普通なら深刻な雰囲気とかになりそうなんだけど、只野さんはだらしない顔して笑った状態になっていた。それは意識を失っているというよりも、良い夢を見ながら寝ているようにも見えた。重体といえばそうなんだろうけど、その顔によって心配したのが損した気分になる。
「それで……織姫が無関係のアンタを仲間に入れたのは分かったし、過去話もね。こちらとしても利害は一致してる。言っておくけど、私も彦星と同じで全然知らなかったから」
明日香ちゃんが天川織姫のチームに入った事で、自身がカストルさんに説明した。カストルさんも俺と一緒で何も知らなかったみたいだ。
「そんな事を言うと、逆に疑えって言ってるような感じになりますよ。それよりも今後……ランクアップは当然として、問題なのはエンペラーの撃破ですよ」
エンペラーの撃破はランクアップの近道。当然、ランクアップは目指すんだけど、今回は理由が違ってくる。
「嘘の可能性もあるけどね。理由はどうであれ、私は倒すつもりでいたから」
只野さんが意識を失った原因がアイドル戦記にあったのかを調べるために、明日香ちゃんがパスワードを知っていたおかげで携帯やPCの中身を確認する事が出来た。けど、メールは二通を残して全部消去されていた。その二通も只野さんが倒れた後に送られてきている。只野さん自身が明日香ちゃんを危険な目に合わせないために、確認後に消去したかもしれない。
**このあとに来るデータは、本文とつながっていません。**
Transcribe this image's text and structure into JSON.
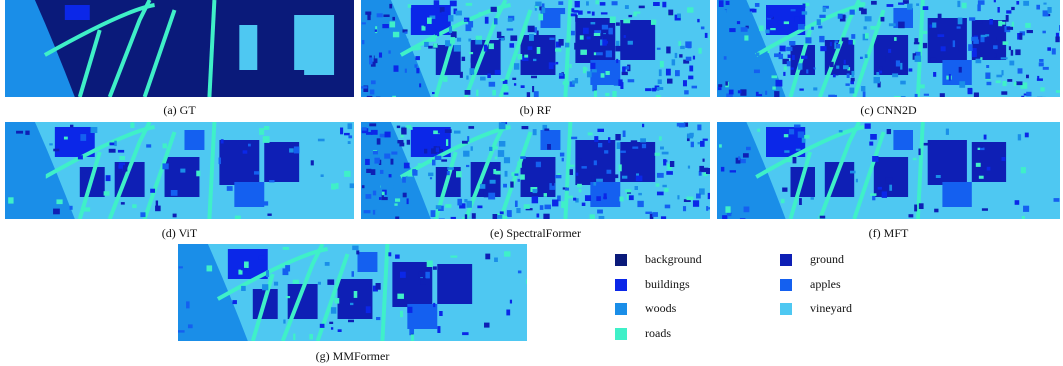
{
  "panels": [
    {
      "id": "gt",
      "caption": "(a) GT",
      "style": "gt"
    },
    {
      "id": "rf",
      "caption": "(b) RF",
      "style": "noisy"
    },
    {
      "id": "cnn2d",
      "caption": "(c) CNN2D",
      "style": "noisy"
    },
    {
      "id": "vit",
      "caption": "(d) ViT",
      "style": "smooth"
    },
    {
      "id": "spectralformer",
      "caption": "(e) SpectralFormer",
      "style": "noisy"
    },
    {
      "id": "mft",
      "caption": "(f) MFT",
      "style": "smooth"
    },
    {
      "id": "mmformer",
      "caption": "(g) MMFormer",
      "style": "smooth"
    }
  ],
  "legend": [
    {
      "label": "background",
      "color": "#0a1a7a"
    },
    {
      "label": "ground",
      "color": "#0e1fb5"
    },
    {
      "label": "buildings",
      "color": "#0b27e8"
    },
    {
      "label": "apples",
      "color": "#1460f0"
    },
    {
      "label": "woods",
      "color": "#1a8ee8"
    },
    {
      "label": "vineyard",
      "color": "#4ec8f2"
    },
    {
      "label": "roads",
      "color": "#3ff0c8"
    }
  ]
}
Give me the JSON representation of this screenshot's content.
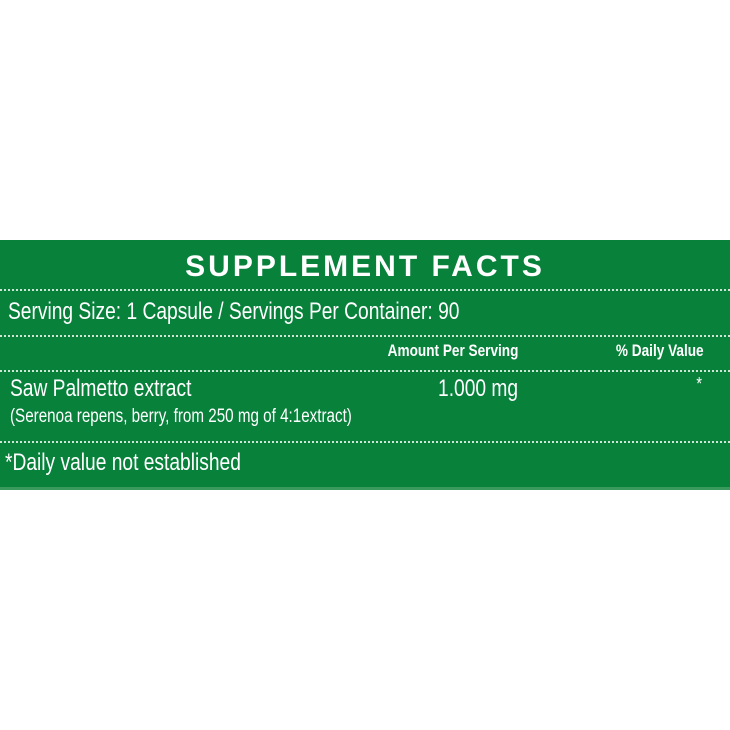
{
  "colors": {
    "panel_green": "#08813b",
    "text": "#ffffff"
  },
  "title": "SUPPLEMENT FACTS",
  "serving_line": "Serving Size: 1 Capsule / Servings Per Container: 90",
  "headers": {
    "amount": "Amount Per Serving",
    "daily_value": "% Daily Value"
  },
  "ingredients": [
    {
      "name": "Saw Palmetto extract",
      "detail": "(Serenoa repens, berry, from 250 mg of 4:1extract)",
      "amount": "1.000 mg",
      "daily_value": "*"
    }
  ],
  "footnote": "*Daily value not established"
}
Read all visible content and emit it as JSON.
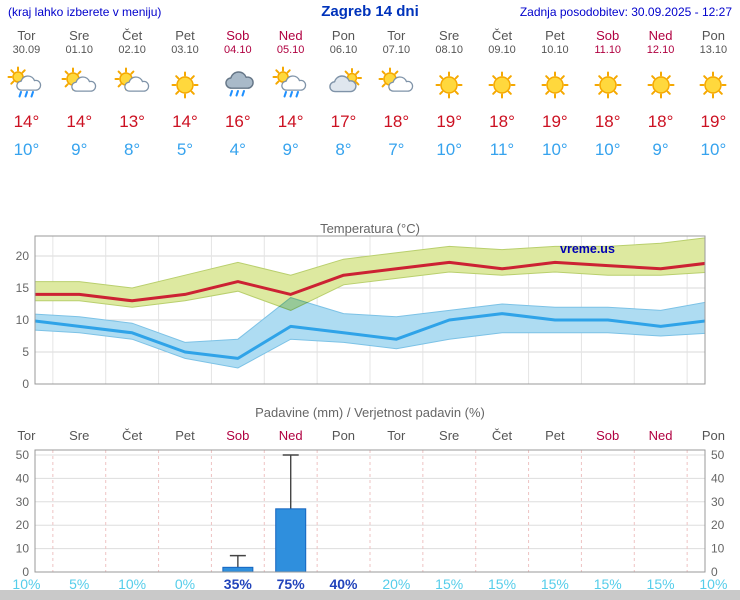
{
  "header": {
    "hint": "(kraj lahko izberete v meniju)",
    "title": "Zagreb 14 dni",
    "updated": "Zadnja posodobitev: 30.09.2025 - 12:27"
  },
  "colors": {
    "header_blue": "#0000cc",
    "title_blue": "#0033bb",
    "weekend_red": "#b00040",
    "weekday_gray": "#555555",
    "high_red": "#cc1122",
    "low_blue": "#36a3ee",
    "bar_blue": "#2f8fdd",
    "prob_dark": "#2244bb",
    "prob_light": "#55cdea"
  },
  "forecast": {
    "days": [
      {
        "name": "Tor",
        "date": "30.09",
        "weekend": false,
        "icon": "rain-sun-icon",
        "high": "14°",
        "low": "10°"
      },
      {
        "name": "Sre",
        "date": "01.10",
        "weekend": false,
        "icon": "sun-cloud-icon",
        "high": "14°",
        "low": "9°"
      },
      {
        "name": "Čet",
        "date": "02.10",
        "weekend": false,
        "icon": "sun-cloud-icon",
        "high": "13°",
        "low": "8°"
      },
      {
        "name": "Pet",
        "date": "03.10",
        "weekend": false,
        "icon": "sun-icon",
        "high": "14°",
        "low": "5°"
      },
      {
        "name": "Sob",
        "date": "04.10",
        "weekend": true,
        "icon": "rain-icon",
        "high": "16°",
        "low": "4°"
      },
      {
        "name": "Ned",
        "date": "05.10",
        "weekend": true,
        "icon": "rain-sun-icon",
        "high": "14°",
        "low": "9°"
      },
      {
        "name": "Pon",
        "date": "06.10",
        "weekend": false,
        "icon": "cloud-sun-icon",
        "high": "17°",
        "low": "8°"
      },
      {
        "name": "Tor",
        "date": "07.10",
        "weekend": false,
        "icon": "sun-cloud-icon",
        "high": "18°",
        "low": "7°"
      },
      {
        "name": "Sre",
        "date": "08.10",
        "weekend": false,
        "icon": "sun-icon",
        "high": "19°",
        "low": "10°"
      },
      {
        "name": "Čet",
        "date": "09.10",
        "weekend": false,
        "icon": "sun-icon",
        "high": "18°",
        "low": "11°"
      },
      {
        "name": "Pet",
        "date": "10.10",
        "weekend": false,
        "icon": "sun-icon",
        "high": "19°",
        "low": "10°"
      },
      {
        "name": "Sob",
        "date": "11.10",
        "weekend": true,
        "icon": "sun-icon",
        "high": "18°",
        "low": "10°"
      },
      {
        "name": "Ned",
        "date": "12.10",
        "weekend": true,
        "icon": "sun-icon",
        "high": "18°",
        "low": "9°"
      },
      {
        "name": "Pon",
        "date": "13.10",
        "weekend": false,
        "icon": "sun-icon",
        "high": "19°",
        "low": "10°"
      }
    ]
  },
  "chart_data": [
    {
      "type": "line",
      "title": "Temperatura (°C)",
      "x": [
        "Tor",
        "Sre",
        "Čet",
        "Pet",
        "Sob",
        "Ned",
        "Pon",
        "Tor",
        "Sre",
        "Čet",
        "Pet",
        "Sob",
        "Ned",
        "Pon"
      ],
      "series": [
        {
          "name": "max temperature",
          "color": "#cc2233",
          "values": [
            14,
            14,
            13,
            14,
            16,
            14,
            17,
            18,
            19,
            18,
            19,
            18.5,
            18,
            19
          ]
        },
        {
          "name": "min temperature",
          "color": "#2fa3e8",
          "values": [
            10,
            9,
            8,
            5,
            4,
            9,
            8,
            7,
            10,
            11,
            10,
            10,
            9,
            10
          ]
        }
      ],
      "bands": [
        {
          "name": "max range",
          "color": "#dde9a0",
          "top": [
            16,
            16,
            15,
            17,
            19,
            17,
            19.5,
            20.5,
            21.5,
            21,
            21.5,
            21.5,
            22,
            23
          ],
          "bottom": [
            13,
            13,
            12,
            13,
            14.5,
            11.5,
            15.5,
            16.5,
            17.5,
            17,
            17.5,
            17,
            17,
            17.5
          ]
        },
        {
          "name": "min range",
          "color": "#aedcf2",
          "top": [
            11,
            10.5,
            9.5,
            6.5,
            7,
            13.5,
            11,
            10.5,
            11.5,
            12.5,
            12,
            12,
            11.5,
            13
          ],
          "bottom": [
            8.5,
            8,
            7,
            4,
            2.5,
            7,
            6.5,
            5.5,
            7,
            8,
            8,
            8,
            7.5,
            8
          ]
        }
      ],
      "yticks": [
        0,
        5,
        10,
        15,
        20
      ],
      "ylim": [
        0,
        23.5
      ],
      "grid": true,
      "legend": "none",
      "watermark": "vreme.us"
    },
    {
      "type": "bar",
      "title": "Padavine (mm) / Verjetnost padavin (%)",
      "categories": [
        "Tor",
        "Sre",
        "Čet",
        "Pet",
        "Sob",
        "Ned",
        "Pon",
        "Tor",
        "Sre",
        "Čet",
        "Pet",
        "Sob",
        "Ned",
        "Pon"
      ],
      "weekend": [
        false,
        false,
        false,
        false,
        true,
        true,
        false,
        false,
        false,
        false,
        false,
        true,
        true,
        false
      ],
      "values_mm": [
        0,
        0,
        0,
        0,
        2,
        27,
        0,
        0,
        0,
        0,
        0,
        0,
        0,
        0
      ],
      "whisker_max_mm": [
        0,
        0,
        0,
        0,
        7,
        50,
        0,
        0,
        0,
        0,
        0,
        0,
        0,
        0
      ],
      "probabilities": [
        "10%",
        "5%",
        "10%",
        "0%",
        "35%",
        "75%",
        "40%",
        "20%",
        "15%",
        "15%",
        "15%",
        "15%",
        "15%",
        "10%"
      ],
      "yticks": [
        0,
        10,
        20,
        30,
        40,
        50
      ],
      "ylim": [
        0,
        52
      ],
      "grid": true,
      "legend": "none"
    }
  ]
}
ただ、送られてきた二通のメールの内容は俺達もビックリするものだった。
一つ目は明日香ちゃん同様、天川織姫の会員番号五番に任命する内容。ニックネームも書かれている。当然、意識を失ってるわけだからチームの一員となったわけじゃない。
二つ目は運営からなのか、それともイタズラメールという可能性がある内容。只野さんを人質に取ったみたいな内容で、助けるためにはエンペラーの撃破を要求してきた。